2. I imported the screenshot into Photoshop
3. I cropped out the tree and exported it with a transparent background as a PNG
4. I imported back into Unity and created a material for the tree
5. I placed quads throughout the scene at the proper aspect ratio and applied the billboard tree material to it.
From a distance, you can’t fully tell that the tree isn’t a 3d model. Obviously, it doesn’t animate, but any trees close to the player (within 30 units of the Camera) will remain 3d and animated, and anything further out was replaced by billboard trees. Voila! 60fps!

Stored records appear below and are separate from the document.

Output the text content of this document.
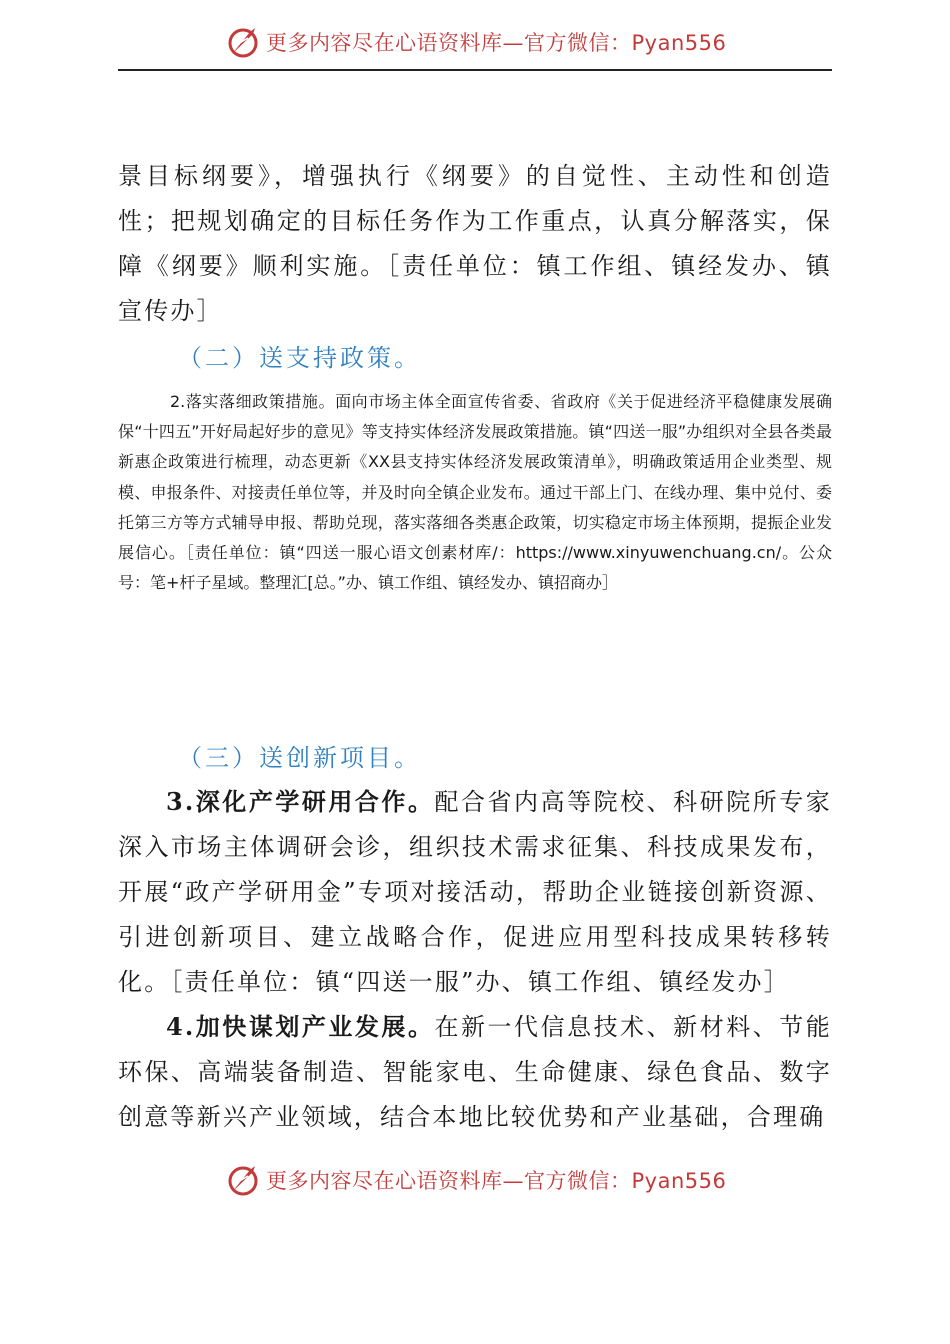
更多内容尽在心语资料库—官方微信：Pyan556

景目标纲要》，增强执行《纲要》的自觉性、主动性和创造性；把规划确定的目标任务作为工作重点，认真分解落实，保障《纲要》顺利实施。［责任单位：镇工作组、镇经发办、镇宣传办］

（二）送支持政策。

2.落实落细政策措施。面向市场主体全面宣传省委、省政府《关于促进经济平稳健康发展确保“十四五”开好局起好步的意见》等支持实体经济发展政策措施。镇“四送一服”办组织对全县各类最新惠企政策进行梳理，动态更新《XX县支持实体经济发展政策清单》，明确政策适用企业类型、规模、申报条件、对接责任单位等，并及时向全镇企业发布。通过干部上门、在线办理、集中兑付、委托第三方等方式辅导申报、帮助兑现，落实落细各类惠企政策，切实稳定市场主体预期，提振企业发展信心。［责任单位：镇“四送一服心语文创素材库/：https://www.xinyuwenchuang.cn/。公众号：笔+杆子星域。整理汇[总。”办、镇工作组、镇经发办、镇招商办］

（三）送创新项目。

3.深化产学研用合作。配合省内高等院校、科研院所专家深入市场主体调研会诊，组织技术需求征集、科技成果发布，开展“政产学研用金”专项对接活动，帮助企业链接创新资源、引进创新项目、建立战略合作，促进应用型科技成果转移转化。［责任单位：镇“四送一服”办、镇工作组、镇经发办］

4.加快谋划产业发展。在新一代信息技术、新材料、节能环保、高端装备制造、智能家电、生命健康、绿色食品、数字创意等新兴产业领域，结合本地比较优势和产业基础，合理确

更多内容尽在心语资料库—官方微信：Pyan556
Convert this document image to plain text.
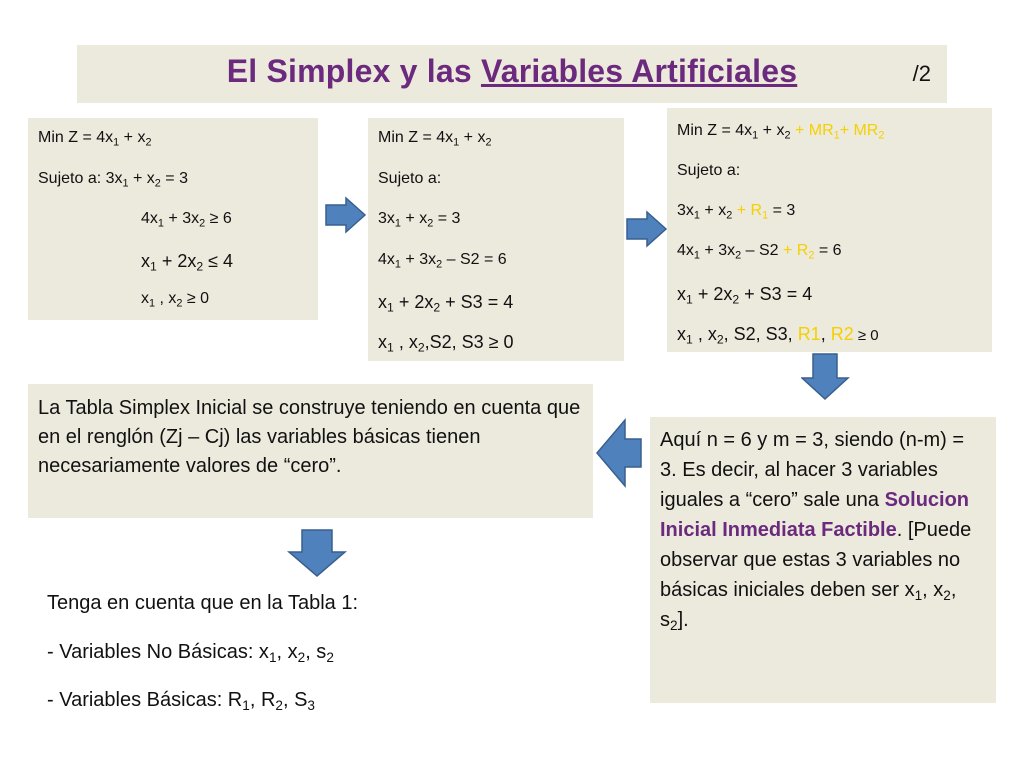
El Simplex y las Variables Artificiales	/2
Min $Z = 4x_1 + x_2$
Sujeto a: $3x_1 + x_2 = 3$
$4x_1 + 3x_2 \ge 6$
$x_1 + 2x_2 \le 4$
$x_1$ , $x_2 \ge 0$
Min $Z = 4x_1 + x_2$
Sujeto a:
$3x_1 + x_2 = 3$
$4x_1 + 3x_2 - S2 = 6$
$x_1 + 2x_2 + S3 = 4$
$x_1$ , $x_2,S2$, S3 ≥ 0
Min $Z = 4x_1 + x_2 + MR_1+ MR_2$
Sujeto a:
$3x_1 + x_2 + R_1 = 3$
$4x_1 + 3x_2 - S2 + R_2 = 6$
$x_1 + 2x_2 + S3 = 4$
$x_1$ , $x_2$, S2, S3, R1, R2 ≥ 0
La Tabla Simplex Inicial se construye teniendo en cuenta que en el renglón (Zj – Cj) las variables básicas tienen necesariamente valores de “cero”.
Aquí n = 6 y m = 3, siendo (n-m) = 3. Es decir, al hacer 3 variables iguales a “cero” sale una Solucion Inicial Inmediata Factible. [Puede observar que estas 3 variables no básicas iniciales deben ser $x_1$, $x_2$, $s_2$].
Tenga en cuenta que en la Tabla 1:
- Variables No Básicas: $x_1$, $x_2$, $s_2$
- Variables Básicas: $R_1$, $R_2$, $S_3$
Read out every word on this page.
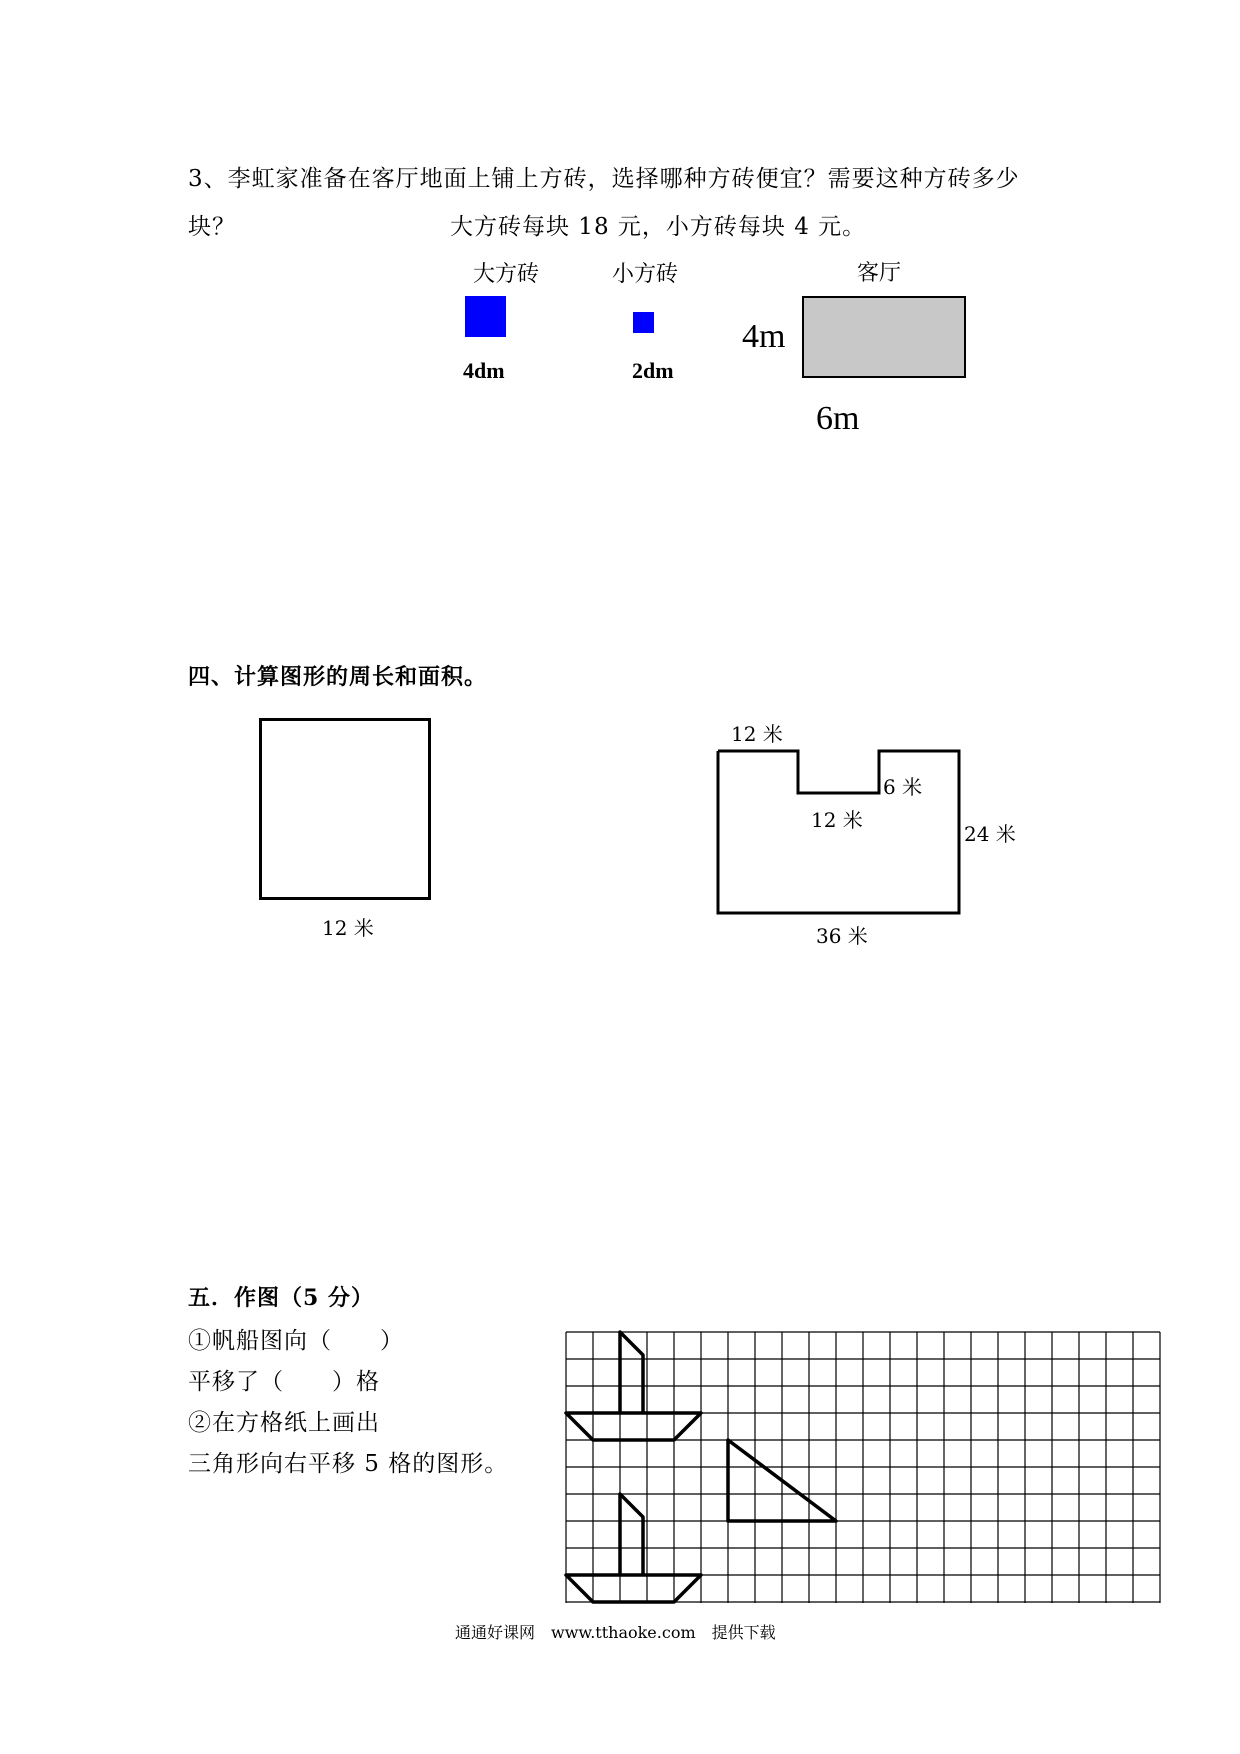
3、李虹家准备在客厅地面上铺上方砖，选择哪种方砖便宜？需要这种方砖多少
块？	大方砖每块 18 元，小方砖每块 4 元。
大方砖	小方砖	客厅
4dm	2dm
4m
6m
四、计算图形的周长和面积。
12 米
12 米
6 米
12 米
24 米
36 米
五．作图（5 分）
①帆船图向（　　）
平移了（　　）格
②在方格纸上画出
三角形向右平移 5 格的图形。
通通好课网　www.tthaoke.com　提供下载
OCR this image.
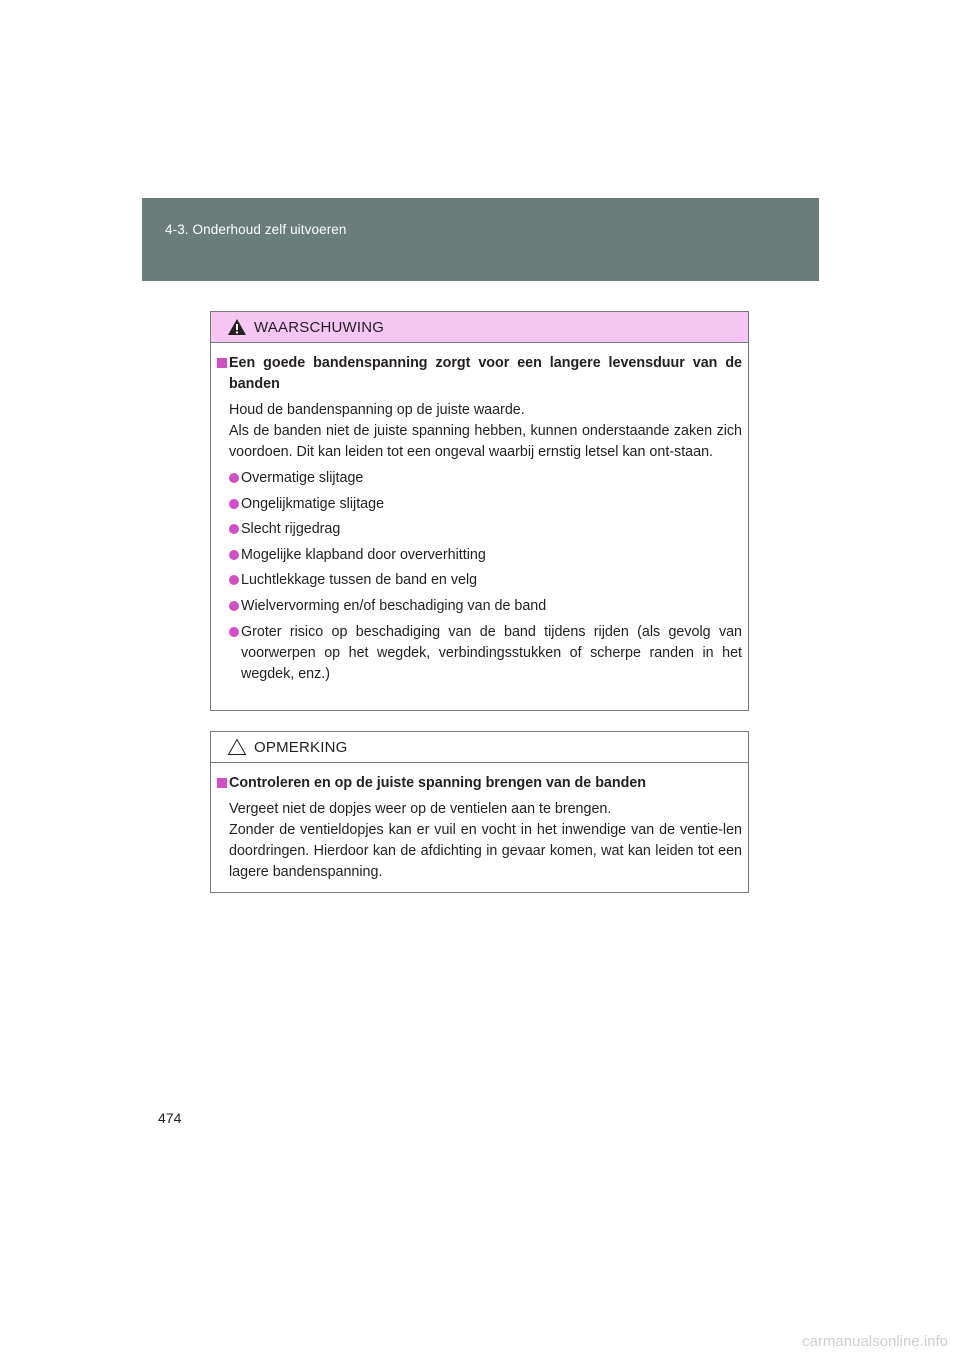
4-3. Onderhoud zelf uitvoeren
WAARSCHUWING
Een goede bandenspanning zorgt voor een langere levensduur van de banden
Houd de bandenspanning op de juiste waarde.
Als de banden niet de juiste spanning hebben, kunnen onderstaande zaken zich voordoen. Dit kan leiden tot een ongeval waarbij ernstig letsel kan ont-staan.
Overmatige slijtage
Ongelijkmatige slijtage
Slecht rijgedrag
Mogelijke klapband door oververhitting
Luchtlekkage tussen de band en velg
Wielvervorming en/of beschadiging van de band
Groter risico op beschadiging van de band tijdens rijden (als gevolg van voorwerpen op het wegdek, verbindingsstukken of scherpe randen in het wegdek, enz.)
OPMERKING
Controleren en op de juiste spanning brengen van de banden
Vergeet niet de dopjes weer op de ventielen aan te brengen.
Zonder de ventieldopjes kan er vuil en vocht in het inwendige van de ventie-len doordringen. Hierdoor kan de afdichting in gevaar komen, wat kan leiden tot een lagere bandenspanning.
474
carmanualsonline.info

It wasn’t just trees that caused this issue, but anything with a lot of alpha, so I went through each scene of the game and performed these steps with every asset that contributed to what I like to call “the alpha problem.” It was quite a painstaking process, but I made it through.
There was a lot more I focused on beyond these changes, such as replacing water shaders with more optimized ones, redesigning entire sections of scenes that had too much geometry for the camera to draw, and modifying tons of particle effects to be more performance friendly, but I won’t go into all of that here. I spent hundreds of hours performing lots of various optimizations.
After all of these optimizations, most of the game was running at 60fps with about 90% GPU utilization on average. Less optimizations were done on the Overworld, as it’s not as crucial to maintain 60fps there, so lower frame rates are encountered in some parts of the Overworld, but the game never dips below 30 fps, even in the most taxing areas. The overworld runs at 648p in hand held and 900p while docked. In crucial gameplay moments, I worked very hard to maintain 60fps, and in all the platforming levels/dungeons the game strives to maintain a smooth 60fps at the targeted resolutions. When all is said and done, I’m happy with the outcome.
There is one other major culprit that needed to be addressed: loading times. Initially, the Overworld took 36 seconds to load, which was unacceptable for this type of game. It was a huge scene, but this wasn’t The Division 2 (That game takes 2 minutes to initially load on my Ps4). I first went through all graphical assets and compressed large textures that really didn’t need to be as large as they were, from some particle sprite sheets to skyboxes, and this did shave off a little bit of loading time, but not enough. From experience, I knew it was most likely the audio causing most of the issues. First off, I had been loading audio from Unity’s Resources upon scene start, which was kind of redundant and stupid to begin with, but I’m only human. I rewrote the audio code to store audio directly in the scene, and I utilized some of the extra available CPU power to stream the audio, which allowed for much faster load times. The time it took to load the Overworld went from 36 seconds down to 11 seconds, which is the longest load time in the game. All other scenes load in under 10 seconds, and most of them considerably less.
All in all, I spent 4 months working on the Switch port, while simultaneously continuing to improve and finish the game on other platforms. The Switch’s hardware is unique and unless a game is designed specifically for The Switch, it’s probably going to be very hard to maintain consistency with consoles of more powerful hardware.
To conclude, the Nintendo Switch can be a challenging platform to port to with all of the graphical features available in modern game development engines, but it can be done with some sacrifices and a bit of hard work.